Everyday botnets are growing larger with no end in sight. It’s estimated that one fourth of personal computers connected to the internet are part of a botnet. This is a troubling statistic for anyone concerned with network security.
A botnet is a group of computers all infected with malicious software that allows the controller of the software to remotely manipulate the computers into doing a variety of tasks. These collections of computers usually number around 10,000 to 20,000 PCs but larger botnets consisting of millions are known. The most prevalent botnet is Storm with an estimated 1 to 25 million infected computers.
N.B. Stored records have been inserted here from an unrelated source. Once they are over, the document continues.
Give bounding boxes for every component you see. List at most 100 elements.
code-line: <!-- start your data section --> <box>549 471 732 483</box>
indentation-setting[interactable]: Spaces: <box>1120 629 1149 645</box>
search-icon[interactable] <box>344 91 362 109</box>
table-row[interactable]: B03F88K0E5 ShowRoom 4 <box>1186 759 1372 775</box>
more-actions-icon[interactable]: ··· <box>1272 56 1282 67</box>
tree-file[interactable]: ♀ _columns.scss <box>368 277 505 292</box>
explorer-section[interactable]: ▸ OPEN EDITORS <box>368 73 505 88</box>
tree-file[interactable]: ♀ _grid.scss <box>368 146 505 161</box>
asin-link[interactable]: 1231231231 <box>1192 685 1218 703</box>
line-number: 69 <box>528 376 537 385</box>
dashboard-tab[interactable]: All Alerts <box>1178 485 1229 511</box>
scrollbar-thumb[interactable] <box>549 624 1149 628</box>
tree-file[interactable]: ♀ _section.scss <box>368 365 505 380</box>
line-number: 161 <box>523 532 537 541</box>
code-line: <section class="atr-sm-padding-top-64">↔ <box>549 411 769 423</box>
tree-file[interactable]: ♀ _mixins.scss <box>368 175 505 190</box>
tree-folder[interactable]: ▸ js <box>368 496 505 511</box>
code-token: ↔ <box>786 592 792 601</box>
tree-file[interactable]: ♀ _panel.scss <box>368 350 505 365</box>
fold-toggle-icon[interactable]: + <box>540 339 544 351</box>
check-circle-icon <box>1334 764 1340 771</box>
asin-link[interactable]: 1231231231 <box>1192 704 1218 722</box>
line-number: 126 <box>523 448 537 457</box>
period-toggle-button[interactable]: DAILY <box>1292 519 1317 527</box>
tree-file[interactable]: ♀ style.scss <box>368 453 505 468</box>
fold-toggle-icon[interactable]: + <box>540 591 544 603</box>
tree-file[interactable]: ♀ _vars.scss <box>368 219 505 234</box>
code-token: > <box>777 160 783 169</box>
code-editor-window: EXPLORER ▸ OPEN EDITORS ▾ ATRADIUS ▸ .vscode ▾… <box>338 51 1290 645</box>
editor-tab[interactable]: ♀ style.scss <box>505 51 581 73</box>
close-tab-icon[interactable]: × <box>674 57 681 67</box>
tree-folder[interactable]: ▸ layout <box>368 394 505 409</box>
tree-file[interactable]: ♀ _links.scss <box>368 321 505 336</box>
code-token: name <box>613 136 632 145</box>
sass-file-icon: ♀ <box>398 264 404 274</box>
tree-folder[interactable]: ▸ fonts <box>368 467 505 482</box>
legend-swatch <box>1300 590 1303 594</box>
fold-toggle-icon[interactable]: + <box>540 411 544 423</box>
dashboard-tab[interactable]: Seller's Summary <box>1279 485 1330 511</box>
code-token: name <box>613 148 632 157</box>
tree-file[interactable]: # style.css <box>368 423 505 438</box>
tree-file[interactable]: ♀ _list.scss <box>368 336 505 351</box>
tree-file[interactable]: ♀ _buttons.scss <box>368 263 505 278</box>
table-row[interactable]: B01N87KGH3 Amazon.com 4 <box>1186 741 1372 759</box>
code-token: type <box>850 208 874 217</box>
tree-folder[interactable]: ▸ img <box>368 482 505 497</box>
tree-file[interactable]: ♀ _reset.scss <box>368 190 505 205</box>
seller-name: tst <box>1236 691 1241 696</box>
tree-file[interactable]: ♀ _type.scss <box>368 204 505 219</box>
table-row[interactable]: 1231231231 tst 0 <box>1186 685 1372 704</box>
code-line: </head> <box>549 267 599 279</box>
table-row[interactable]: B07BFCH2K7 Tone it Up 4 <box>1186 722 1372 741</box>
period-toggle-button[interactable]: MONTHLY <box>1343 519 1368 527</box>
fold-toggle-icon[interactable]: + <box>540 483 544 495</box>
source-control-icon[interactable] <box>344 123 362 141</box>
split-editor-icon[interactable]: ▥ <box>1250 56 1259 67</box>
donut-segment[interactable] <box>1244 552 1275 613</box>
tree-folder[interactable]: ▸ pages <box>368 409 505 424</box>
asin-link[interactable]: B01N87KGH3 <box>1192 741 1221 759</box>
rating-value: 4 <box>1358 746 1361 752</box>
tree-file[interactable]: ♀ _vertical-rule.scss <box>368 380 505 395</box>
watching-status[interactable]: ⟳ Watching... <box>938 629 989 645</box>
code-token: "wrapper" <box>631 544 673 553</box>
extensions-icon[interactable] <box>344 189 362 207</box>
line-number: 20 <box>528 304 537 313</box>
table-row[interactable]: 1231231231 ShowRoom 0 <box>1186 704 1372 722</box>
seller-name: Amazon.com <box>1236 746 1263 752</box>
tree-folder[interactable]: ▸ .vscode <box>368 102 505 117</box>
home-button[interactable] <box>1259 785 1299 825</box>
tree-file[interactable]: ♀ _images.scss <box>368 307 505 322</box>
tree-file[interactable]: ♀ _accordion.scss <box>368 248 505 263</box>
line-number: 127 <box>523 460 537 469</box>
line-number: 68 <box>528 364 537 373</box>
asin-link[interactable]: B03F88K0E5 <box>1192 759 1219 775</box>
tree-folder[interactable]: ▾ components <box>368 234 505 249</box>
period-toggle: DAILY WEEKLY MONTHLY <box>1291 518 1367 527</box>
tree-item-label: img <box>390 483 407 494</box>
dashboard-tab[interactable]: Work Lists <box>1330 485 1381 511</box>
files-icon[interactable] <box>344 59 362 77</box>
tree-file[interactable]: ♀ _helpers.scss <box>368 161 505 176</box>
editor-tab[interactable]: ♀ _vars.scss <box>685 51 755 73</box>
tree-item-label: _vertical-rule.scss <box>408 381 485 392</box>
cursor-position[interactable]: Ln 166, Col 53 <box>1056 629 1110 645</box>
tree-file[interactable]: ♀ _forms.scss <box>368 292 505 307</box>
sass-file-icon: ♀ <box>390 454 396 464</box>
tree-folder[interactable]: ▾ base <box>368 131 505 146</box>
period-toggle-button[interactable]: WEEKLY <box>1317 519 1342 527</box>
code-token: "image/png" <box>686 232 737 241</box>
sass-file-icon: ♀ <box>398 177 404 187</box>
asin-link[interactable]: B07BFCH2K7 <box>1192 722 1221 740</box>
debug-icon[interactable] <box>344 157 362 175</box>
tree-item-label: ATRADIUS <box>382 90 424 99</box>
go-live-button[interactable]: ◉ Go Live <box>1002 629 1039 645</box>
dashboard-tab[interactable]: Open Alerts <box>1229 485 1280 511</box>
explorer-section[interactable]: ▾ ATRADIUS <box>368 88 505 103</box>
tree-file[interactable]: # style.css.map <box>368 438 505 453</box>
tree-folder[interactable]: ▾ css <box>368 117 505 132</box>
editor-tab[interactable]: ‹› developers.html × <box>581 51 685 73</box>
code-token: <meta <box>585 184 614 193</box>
A user can be infected by a botnet through browser security exploits when visiting a webpage, spam email or by downloading a trojan horse. A popular method of the trojan horse is in keygens for pirated programs, which antivirus programs tend to flag but other users reassure it is due to the illegal nature of the program and not the trojan itself. Other novel new ways of infecting computers are being discovered. Recently researchers from the Stevens Institute of Technology created a UAV* capable of flying around and accessing weakly or unsecured networks. That lack of security could open the floodgate for malcious software to be introduced into it.The botnets are used for a variety of purposes such as DDoS attacks, spamming, traffic monitoring, key logging and phishing. One of the well known phishing attacks, and one I’ve dealt with personally, mimics an antivirus program and “alerts” the user as having many infected files. It then prompts the user into buying the program by entering identity and credit card information.
It’s hard to say if there will be any way to stop the proliferation of the botnet. With state actors beginning to use botnets for cyberwarfare there will be less incentive for governments to stop them. With botnets like Storm having the ability to defend itself from attacks through DDoSing the attacker, they are becoming harder and harder to defeat.